Avec Vandermark, on se sent intelligent. La plupart des compositions sont dédiées à des artistes de tout acabit. Alors on peut se dire, « ah ouais, je le connais lui, je la connais elle », si il aime ça et moi aussi, donc…vous voyez le genre…Il faut aussi noter la capacité des compositions à rester dans la tête. Ce qui est bon signe dans ce cas. Sans avoir réécouté Annular Gift avant le concert, je connaissais les pièces, reconnaissais les brisures, appréhendais les changements. Même aujourd’hui, je fredonne encore quelques catchy phrases.

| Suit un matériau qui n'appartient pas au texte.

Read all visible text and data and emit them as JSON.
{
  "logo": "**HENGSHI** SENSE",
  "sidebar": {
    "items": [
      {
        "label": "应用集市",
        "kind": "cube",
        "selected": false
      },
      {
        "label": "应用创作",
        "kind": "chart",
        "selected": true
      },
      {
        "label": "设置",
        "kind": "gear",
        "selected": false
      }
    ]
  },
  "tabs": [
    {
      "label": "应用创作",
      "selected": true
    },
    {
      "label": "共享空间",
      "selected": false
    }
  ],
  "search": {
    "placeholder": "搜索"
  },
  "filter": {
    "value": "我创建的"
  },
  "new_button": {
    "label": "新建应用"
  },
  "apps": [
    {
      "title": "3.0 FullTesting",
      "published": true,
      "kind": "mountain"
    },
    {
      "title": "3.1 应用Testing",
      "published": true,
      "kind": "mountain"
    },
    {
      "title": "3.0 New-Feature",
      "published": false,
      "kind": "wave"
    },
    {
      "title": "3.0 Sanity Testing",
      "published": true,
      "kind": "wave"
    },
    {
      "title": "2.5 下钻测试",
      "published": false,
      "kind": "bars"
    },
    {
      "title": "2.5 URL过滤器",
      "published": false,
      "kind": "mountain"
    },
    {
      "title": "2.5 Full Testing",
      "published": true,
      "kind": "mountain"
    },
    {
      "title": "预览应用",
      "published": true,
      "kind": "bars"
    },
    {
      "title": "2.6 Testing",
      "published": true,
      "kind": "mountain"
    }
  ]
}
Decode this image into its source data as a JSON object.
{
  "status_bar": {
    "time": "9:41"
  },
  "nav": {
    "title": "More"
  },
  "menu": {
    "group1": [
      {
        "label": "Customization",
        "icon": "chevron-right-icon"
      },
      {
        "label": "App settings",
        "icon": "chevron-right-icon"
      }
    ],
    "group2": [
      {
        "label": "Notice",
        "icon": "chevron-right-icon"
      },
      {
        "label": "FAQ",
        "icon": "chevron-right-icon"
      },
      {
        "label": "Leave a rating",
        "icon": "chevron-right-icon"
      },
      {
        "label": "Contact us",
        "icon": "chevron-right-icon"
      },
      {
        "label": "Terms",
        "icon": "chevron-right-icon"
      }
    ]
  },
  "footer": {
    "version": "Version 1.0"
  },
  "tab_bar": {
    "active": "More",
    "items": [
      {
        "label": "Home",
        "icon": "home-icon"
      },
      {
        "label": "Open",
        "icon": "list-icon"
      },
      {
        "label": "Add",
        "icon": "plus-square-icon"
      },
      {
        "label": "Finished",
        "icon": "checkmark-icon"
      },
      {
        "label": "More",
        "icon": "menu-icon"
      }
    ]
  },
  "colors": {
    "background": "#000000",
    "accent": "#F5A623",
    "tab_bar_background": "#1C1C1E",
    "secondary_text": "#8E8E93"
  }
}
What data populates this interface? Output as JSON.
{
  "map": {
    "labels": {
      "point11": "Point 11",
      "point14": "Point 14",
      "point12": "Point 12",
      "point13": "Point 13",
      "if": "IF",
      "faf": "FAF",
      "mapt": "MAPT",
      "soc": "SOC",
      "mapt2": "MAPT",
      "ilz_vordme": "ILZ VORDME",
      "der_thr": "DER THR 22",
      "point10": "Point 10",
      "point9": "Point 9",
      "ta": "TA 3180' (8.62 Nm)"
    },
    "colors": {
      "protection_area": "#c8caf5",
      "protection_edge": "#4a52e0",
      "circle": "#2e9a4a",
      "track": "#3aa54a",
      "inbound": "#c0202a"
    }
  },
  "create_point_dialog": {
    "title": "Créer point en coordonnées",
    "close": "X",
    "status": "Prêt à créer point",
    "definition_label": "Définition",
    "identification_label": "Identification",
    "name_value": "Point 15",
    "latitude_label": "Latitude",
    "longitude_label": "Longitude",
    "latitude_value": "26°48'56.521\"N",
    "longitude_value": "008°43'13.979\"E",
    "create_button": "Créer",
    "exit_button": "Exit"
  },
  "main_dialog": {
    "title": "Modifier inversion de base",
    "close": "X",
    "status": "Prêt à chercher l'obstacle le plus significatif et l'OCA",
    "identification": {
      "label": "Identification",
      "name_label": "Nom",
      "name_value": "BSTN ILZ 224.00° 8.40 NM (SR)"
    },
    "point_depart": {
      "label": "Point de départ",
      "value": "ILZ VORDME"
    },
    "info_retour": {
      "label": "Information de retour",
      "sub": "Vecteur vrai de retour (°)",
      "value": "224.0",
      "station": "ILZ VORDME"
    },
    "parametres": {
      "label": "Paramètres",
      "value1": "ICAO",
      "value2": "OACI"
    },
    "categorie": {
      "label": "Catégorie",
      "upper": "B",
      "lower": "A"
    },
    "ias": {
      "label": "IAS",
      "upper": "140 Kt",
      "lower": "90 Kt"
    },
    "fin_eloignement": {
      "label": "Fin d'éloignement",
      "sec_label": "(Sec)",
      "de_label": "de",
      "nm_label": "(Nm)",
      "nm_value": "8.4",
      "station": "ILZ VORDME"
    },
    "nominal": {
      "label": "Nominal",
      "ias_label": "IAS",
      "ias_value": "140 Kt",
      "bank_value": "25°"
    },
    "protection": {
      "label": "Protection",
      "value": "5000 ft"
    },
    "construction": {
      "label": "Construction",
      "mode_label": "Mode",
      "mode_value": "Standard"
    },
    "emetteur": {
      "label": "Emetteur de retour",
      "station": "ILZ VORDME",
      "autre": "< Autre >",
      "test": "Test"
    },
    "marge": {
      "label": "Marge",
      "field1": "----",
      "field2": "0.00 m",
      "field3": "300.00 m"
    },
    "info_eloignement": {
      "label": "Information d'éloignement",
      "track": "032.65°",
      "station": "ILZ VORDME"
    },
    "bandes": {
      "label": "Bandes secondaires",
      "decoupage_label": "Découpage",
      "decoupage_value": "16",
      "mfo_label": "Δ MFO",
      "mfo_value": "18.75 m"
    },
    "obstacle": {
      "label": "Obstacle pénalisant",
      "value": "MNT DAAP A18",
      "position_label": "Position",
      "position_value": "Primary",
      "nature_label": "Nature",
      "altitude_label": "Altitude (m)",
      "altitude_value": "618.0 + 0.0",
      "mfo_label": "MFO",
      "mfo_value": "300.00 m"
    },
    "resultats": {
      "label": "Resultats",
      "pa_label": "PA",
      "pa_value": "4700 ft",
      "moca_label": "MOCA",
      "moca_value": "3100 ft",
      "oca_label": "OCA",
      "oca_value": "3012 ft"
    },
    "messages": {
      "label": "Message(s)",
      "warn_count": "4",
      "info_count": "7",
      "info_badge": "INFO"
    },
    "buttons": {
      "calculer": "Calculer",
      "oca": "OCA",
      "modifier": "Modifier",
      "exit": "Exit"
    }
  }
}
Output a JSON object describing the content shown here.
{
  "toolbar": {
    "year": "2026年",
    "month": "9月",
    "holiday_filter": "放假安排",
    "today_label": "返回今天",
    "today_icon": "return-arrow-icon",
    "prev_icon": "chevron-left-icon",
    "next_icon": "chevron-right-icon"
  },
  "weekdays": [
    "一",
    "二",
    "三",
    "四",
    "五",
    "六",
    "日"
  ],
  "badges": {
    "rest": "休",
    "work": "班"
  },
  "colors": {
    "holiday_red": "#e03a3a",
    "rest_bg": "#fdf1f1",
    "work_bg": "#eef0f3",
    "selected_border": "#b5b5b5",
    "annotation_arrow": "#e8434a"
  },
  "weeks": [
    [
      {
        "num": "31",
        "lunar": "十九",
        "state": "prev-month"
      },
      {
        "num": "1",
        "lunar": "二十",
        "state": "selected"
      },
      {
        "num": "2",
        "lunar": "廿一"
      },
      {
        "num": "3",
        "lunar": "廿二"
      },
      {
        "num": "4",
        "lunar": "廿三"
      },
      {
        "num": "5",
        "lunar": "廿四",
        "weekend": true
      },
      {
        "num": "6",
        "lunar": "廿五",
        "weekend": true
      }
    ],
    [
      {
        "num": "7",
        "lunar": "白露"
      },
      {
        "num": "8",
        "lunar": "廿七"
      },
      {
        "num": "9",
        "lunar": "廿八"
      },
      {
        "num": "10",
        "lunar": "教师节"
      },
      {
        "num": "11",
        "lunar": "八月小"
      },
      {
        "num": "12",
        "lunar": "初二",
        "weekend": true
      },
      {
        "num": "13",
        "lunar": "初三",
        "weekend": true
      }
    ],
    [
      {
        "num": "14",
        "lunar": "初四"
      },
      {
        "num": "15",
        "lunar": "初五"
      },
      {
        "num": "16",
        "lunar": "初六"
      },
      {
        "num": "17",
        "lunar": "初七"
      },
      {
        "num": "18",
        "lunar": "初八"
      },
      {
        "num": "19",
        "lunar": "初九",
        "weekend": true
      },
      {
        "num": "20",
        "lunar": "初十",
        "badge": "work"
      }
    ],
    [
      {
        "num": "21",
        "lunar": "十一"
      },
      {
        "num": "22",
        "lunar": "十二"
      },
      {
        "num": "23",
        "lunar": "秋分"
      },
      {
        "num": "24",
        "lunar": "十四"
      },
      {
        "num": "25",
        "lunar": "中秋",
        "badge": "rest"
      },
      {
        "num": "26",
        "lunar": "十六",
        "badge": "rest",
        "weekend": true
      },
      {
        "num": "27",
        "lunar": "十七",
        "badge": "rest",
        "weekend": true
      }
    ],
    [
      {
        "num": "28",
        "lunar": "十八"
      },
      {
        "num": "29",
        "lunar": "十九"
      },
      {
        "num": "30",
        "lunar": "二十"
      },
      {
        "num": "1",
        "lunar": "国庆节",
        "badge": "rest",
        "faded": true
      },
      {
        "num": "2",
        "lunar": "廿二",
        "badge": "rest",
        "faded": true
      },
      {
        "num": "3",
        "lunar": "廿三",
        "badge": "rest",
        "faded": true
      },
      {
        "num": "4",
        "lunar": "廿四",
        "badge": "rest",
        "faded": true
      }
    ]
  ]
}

GOALLLL, la Grèce en avance, 2-1 !

Du négatif ? Oui il y en a. J’ai trouvé Vandermark un peu fatigué. Il semblait déjà ailleurs, dans le camion vers Toronto où leur tournée se poursuit. Je n’ai pas senti le même dévouement que dans le concert de Frame Quartet, concert que j’ai préféré à celui de V5. Je ne sais pas, question d’ambiance sans doute, effet de salle, de proximité. N’en demeure pas moins qu’il y a eu ovation debout, le sourire accroché aux lèvres des spectateurs. Même qu’à la maison, en enlevant mes verres de contact, je tapais toujours du pied sur le rythme de Tim Daisy, le support de Dave Rempis et les mélodies de Ken,  telle mélopée vers Diane.

Bon, une tite partie de ping-pong ma poulette ?

Vandermark 5; Ken Vandermark (saxophone, clarinette), Fred Lonberg-Holm (violoncelle), Tim Daisy (batterie), Kent Kessler (contrebasse), Dave Rempis (saxophone).
Sala Rossa, 16 juin 2010, dans le cadre du Suoni Per Il Popolo.